First there was branded content. Then there was branded entertainment. Now there are full-fledged branded cities – self-contained urban centers where signs aren’t just viewed for a few seconds from a car or for a few minutes while walking by. These hyper-immersive mega complexes where people work, live and play are an advertiser’s wet dream, and construction begins in May on one of the most ambitious yet – El Portál in the US.
Set in the LA community of South Gate, 4,500 square feet of the complex’s shopping, entertainment and town hall locations are to be laced with sophisticated digital displays, from high-def LED billboards beaming down on a plaza where thousands can gather for live performances, to a so-called ‘e-canvas,’ located on the façade of a Regency Theatre movie house. The e-canvas is made up of interactive screens on which viewers can compete in multi-player gaming tournaments or flip a screen’s ‘channel’ to watch anything from local sports events to user-generated content.

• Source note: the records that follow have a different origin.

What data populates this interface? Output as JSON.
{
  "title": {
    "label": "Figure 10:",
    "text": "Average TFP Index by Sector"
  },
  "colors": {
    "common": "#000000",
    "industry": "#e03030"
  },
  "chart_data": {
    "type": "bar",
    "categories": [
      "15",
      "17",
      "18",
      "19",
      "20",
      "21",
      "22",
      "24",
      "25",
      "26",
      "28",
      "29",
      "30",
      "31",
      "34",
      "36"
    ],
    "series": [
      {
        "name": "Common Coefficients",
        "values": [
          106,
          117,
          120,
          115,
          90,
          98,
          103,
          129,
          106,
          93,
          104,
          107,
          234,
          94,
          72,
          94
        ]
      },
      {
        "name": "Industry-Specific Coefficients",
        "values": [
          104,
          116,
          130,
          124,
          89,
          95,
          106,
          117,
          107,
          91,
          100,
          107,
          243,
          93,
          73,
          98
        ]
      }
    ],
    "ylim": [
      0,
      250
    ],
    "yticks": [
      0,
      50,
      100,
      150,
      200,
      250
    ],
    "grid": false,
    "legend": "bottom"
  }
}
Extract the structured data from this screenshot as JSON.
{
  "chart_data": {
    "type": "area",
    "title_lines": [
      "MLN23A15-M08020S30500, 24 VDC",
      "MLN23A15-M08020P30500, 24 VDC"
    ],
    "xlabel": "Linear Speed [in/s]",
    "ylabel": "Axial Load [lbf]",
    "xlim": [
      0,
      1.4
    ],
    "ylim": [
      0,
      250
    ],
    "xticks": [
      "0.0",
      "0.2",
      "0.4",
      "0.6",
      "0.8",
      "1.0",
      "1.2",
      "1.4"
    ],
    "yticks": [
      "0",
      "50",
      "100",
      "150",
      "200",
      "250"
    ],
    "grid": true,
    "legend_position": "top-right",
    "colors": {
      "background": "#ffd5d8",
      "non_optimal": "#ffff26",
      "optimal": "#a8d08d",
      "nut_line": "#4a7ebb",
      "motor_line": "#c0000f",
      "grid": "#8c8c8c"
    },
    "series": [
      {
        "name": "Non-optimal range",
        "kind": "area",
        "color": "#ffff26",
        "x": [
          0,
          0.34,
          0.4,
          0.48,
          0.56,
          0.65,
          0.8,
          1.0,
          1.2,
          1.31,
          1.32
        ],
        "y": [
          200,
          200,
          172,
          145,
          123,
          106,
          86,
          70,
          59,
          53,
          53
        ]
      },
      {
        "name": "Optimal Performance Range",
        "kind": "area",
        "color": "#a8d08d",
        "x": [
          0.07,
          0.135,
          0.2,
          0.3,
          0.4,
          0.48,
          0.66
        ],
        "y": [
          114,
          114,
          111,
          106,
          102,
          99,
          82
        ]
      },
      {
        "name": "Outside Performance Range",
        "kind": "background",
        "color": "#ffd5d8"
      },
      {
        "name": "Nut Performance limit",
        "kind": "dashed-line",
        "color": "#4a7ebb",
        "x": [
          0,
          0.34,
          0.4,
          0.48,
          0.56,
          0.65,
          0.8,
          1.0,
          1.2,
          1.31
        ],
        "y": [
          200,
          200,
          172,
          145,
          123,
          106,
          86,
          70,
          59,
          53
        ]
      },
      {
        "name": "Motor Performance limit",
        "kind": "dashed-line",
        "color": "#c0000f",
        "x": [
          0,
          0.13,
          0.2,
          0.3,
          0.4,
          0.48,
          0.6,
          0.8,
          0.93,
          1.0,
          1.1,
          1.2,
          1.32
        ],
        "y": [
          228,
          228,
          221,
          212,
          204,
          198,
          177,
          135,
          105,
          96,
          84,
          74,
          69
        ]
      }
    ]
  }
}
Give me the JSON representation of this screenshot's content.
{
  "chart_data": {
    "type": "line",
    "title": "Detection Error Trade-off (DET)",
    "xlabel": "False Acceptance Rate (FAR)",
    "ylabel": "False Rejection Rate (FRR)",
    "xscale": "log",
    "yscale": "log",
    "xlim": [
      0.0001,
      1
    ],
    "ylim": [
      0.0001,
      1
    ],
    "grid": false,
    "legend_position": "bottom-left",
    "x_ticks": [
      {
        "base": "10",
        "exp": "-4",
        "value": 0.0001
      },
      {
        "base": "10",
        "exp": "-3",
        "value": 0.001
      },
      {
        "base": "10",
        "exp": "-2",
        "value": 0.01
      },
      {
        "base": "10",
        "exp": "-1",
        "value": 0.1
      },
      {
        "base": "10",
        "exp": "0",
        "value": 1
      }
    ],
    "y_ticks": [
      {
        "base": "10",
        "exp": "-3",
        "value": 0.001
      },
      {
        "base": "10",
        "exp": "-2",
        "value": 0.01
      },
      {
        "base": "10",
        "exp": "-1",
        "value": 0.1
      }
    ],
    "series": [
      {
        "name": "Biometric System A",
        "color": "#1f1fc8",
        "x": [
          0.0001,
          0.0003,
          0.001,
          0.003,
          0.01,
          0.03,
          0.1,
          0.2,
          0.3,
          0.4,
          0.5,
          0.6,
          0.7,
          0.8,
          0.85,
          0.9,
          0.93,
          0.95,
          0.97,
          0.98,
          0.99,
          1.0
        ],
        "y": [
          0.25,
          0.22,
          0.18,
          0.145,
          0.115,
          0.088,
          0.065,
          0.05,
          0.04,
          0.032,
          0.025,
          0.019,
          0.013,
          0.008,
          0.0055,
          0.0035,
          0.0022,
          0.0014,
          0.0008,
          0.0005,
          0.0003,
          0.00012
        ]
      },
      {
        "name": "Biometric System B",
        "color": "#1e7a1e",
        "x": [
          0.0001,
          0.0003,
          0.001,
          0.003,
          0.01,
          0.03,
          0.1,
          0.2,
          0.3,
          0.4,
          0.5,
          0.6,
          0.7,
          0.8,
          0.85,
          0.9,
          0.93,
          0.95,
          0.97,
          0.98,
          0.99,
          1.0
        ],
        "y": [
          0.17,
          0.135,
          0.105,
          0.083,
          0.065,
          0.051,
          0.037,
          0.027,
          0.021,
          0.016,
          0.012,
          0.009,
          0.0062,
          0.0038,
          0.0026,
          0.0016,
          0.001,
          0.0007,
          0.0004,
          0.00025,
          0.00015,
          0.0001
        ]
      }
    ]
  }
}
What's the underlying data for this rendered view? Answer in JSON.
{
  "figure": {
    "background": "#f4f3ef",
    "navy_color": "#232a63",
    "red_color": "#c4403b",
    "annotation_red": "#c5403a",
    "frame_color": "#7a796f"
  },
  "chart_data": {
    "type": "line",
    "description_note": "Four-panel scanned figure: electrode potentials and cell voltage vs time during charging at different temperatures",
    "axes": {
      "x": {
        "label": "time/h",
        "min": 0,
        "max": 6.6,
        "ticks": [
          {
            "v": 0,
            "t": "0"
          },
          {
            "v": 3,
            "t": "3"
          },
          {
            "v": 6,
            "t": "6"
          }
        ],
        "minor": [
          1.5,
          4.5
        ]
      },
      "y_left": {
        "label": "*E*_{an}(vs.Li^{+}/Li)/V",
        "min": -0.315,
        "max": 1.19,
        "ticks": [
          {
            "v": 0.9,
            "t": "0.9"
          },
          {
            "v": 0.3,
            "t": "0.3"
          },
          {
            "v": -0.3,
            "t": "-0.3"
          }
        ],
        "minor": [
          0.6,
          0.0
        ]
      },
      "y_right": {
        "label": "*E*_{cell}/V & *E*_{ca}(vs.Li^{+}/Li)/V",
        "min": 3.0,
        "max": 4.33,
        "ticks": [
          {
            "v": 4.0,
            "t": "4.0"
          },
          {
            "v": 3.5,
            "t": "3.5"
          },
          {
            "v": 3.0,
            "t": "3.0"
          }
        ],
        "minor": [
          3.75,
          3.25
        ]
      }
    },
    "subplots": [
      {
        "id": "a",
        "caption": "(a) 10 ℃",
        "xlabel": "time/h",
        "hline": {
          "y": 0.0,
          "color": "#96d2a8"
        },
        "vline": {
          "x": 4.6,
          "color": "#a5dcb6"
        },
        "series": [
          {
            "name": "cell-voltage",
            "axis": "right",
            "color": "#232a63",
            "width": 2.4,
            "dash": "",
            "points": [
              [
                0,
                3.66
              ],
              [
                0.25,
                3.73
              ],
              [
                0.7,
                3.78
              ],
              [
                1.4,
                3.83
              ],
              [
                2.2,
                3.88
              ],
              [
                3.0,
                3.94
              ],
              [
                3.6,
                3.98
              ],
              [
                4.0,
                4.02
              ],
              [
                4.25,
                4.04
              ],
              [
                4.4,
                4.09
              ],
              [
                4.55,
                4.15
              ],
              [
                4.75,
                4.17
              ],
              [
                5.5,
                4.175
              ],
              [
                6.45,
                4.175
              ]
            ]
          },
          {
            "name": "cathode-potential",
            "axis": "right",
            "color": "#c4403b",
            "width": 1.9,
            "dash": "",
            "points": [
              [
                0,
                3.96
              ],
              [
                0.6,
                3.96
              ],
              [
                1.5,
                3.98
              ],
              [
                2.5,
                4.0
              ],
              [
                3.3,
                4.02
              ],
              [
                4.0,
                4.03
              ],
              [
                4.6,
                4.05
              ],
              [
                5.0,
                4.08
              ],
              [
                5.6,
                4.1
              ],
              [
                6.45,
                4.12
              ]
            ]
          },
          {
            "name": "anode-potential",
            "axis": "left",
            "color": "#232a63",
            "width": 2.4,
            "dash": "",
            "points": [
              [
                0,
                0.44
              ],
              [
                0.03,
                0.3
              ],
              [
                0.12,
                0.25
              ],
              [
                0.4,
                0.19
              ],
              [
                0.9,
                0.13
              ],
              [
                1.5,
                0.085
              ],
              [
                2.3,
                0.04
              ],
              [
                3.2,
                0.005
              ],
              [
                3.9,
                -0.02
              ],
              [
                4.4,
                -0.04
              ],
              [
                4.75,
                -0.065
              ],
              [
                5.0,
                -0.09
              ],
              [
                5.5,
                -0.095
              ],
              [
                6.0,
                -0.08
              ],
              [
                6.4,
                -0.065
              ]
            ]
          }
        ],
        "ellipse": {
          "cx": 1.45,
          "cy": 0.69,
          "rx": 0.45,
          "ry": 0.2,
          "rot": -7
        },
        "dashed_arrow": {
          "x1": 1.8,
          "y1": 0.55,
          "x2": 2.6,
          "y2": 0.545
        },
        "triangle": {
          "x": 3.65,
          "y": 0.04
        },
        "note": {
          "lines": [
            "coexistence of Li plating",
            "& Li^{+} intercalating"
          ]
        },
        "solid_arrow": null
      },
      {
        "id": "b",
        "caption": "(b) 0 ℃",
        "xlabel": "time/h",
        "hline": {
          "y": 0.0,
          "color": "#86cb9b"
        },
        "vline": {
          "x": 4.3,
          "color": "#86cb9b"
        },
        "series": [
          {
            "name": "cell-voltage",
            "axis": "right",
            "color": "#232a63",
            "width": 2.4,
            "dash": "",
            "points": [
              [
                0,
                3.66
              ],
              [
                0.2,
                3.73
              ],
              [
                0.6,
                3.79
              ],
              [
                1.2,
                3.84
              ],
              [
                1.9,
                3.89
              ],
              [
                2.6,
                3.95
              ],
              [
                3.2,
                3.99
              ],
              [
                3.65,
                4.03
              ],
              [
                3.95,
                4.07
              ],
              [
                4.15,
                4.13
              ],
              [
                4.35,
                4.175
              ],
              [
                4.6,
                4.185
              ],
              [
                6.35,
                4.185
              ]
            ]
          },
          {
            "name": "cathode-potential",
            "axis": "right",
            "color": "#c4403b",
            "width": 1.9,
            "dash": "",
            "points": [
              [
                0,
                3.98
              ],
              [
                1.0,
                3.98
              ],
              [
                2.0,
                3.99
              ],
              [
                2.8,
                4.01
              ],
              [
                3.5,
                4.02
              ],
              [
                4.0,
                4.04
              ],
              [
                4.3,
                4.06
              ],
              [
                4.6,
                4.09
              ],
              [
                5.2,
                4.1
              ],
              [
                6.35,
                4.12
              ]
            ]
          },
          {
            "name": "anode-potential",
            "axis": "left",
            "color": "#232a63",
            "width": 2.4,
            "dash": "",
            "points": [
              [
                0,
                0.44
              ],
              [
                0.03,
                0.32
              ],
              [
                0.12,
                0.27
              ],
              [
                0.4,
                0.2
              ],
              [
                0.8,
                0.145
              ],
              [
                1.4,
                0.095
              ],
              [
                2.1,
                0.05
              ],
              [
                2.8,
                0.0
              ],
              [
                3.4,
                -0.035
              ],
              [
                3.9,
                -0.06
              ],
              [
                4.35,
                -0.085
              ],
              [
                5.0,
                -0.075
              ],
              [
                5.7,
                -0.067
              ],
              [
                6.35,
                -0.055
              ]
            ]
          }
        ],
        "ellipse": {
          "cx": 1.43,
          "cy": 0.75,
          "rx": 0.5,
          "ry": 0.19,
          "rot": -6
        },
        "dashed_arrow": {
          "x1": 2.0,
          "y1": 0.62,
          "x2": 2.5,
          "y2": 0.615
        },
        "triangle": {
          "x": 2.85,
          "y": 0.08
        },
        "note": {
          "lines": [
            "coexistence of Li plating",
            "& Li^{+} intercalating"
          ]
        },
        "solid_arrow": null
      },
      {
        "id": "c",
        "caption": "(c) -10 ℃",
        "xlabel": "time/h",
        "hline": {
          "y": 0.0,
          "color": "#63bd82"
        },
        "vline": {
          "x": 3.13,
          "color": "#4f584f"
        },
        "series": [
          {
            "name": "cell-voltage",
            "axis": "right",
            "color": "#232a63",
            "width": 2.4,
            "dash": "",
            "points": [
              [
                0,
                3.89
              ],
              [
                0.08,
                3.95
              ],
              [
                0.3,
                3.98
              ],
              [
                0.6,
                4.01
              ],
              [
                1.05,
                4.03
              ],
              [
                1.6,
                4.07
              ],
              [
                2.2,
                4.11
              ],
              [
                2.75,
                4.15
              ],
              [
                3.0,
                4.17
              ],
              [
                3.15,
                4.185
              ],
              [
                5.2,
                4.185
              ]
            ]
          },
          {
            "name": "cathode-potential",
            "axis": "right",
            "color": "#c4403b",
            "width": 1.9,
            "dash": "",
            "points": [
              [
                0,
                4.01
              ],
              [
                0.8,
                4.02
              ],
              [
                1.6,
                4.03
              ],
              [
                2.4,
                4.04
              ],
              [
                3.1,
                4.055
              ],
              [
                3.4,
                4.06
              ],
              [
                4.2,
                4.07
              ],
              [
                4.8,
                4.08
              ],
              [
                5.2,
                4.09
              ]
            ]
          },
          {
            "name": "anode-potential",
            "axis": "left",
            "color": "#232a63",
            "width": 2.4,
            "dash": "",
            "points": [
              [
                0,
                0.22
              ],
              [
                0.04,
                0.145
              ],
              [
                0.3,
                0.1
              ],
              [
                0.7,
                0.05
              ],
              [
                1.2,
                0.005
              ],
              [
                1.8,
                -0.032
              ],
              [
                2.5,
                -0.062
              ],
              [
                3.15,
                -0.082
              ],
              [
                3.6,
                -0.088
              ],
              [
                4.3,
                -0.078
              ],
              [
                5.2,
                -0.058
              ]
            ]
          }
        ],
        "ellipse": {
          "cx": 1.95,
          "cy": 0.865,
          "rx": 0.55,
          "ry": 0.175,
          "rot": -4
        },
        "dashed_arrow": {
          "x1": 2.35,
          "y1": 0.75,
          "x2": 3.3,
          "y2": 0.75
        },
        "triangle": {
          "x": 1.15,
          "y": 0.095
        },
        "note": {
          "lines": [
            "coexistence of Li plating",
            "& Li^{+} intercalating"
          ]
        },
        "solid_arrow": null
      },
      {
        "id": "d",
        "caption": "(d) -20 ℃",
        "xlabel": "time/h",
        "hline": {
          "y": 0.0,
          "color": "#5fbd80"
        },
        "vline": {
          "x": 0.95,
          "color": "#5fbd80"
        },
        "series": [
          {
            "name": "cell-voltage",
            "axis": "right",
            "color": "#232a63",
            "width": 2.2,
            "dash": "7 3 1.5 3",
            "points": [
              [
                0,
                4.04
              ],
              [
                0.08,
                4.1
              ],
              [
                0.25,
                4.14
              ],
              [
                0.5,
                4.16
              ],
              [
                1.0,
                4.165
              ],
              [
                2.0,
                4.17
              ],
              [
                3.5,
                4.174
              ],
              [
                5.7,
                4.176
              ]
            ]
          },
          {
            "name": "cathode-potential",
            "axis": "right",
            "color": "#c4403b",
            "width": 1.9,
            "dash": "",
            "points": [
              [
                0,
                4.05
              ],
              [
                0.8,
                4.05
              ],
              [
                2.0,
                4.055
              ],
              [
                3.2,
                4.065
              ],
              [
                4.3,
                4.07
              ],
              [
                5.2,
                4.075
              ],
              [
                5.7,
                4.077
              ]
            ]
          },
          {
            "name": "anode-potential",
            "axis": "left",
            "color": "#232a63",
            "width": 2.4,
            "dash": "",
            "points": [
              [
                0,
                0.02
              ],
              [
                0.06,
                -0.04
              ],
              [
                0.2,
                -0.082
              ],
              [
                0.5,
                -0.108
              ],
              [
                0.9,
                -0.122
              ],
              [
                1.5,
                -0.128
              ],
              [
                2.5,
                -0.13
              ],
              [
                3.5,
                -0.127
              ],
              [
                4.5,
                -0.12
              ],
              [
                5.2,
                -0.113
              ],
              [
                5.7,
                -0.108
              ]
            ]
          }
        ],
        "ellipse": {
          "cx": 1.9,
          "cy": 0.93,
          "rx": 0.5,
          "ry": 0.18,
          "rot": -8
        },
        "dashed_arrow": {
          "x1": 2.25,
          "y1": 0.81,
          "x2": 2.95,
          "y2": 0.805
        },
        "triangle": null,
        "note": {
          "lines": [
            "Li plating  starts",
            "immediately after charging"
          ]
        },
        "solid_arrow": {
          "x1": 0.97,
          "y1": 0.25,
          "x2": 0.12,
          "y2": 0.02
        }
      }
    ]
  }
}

And commercial messages are part of the experience.
The city’s interactive element is an attraction unto itself according to Adam Bleibtreu, CEO of The Retail Media Company, the enterprise responsible for El Portál’s ad strategy and design. ‘If you create an environment where people engage in media, it changes the dynamic,’ he explains. ‘If you give people the opportunity to affect their environment, they talk about it; they come there more frequently, they stay longer.’
Designed to appeal to the community’s social and family-oriented nature, El Portál is also said to be the first branded city in the US tailored to a specific cultural group – in this case, Latinos. ‘It’s smack dab in an area that’s 90% Hispanic,’ says managing partner David Goldman of Allied Retail Partners LLC, the real estate developer behind the project. He predicts 22 million people will visit El Portál each year. And with plans to collect data that will be made available to advertisers on some 200,000 customers via a retail loyalty program, Goldman predicts the advertising initiative will be ‘highly profitable’ as well.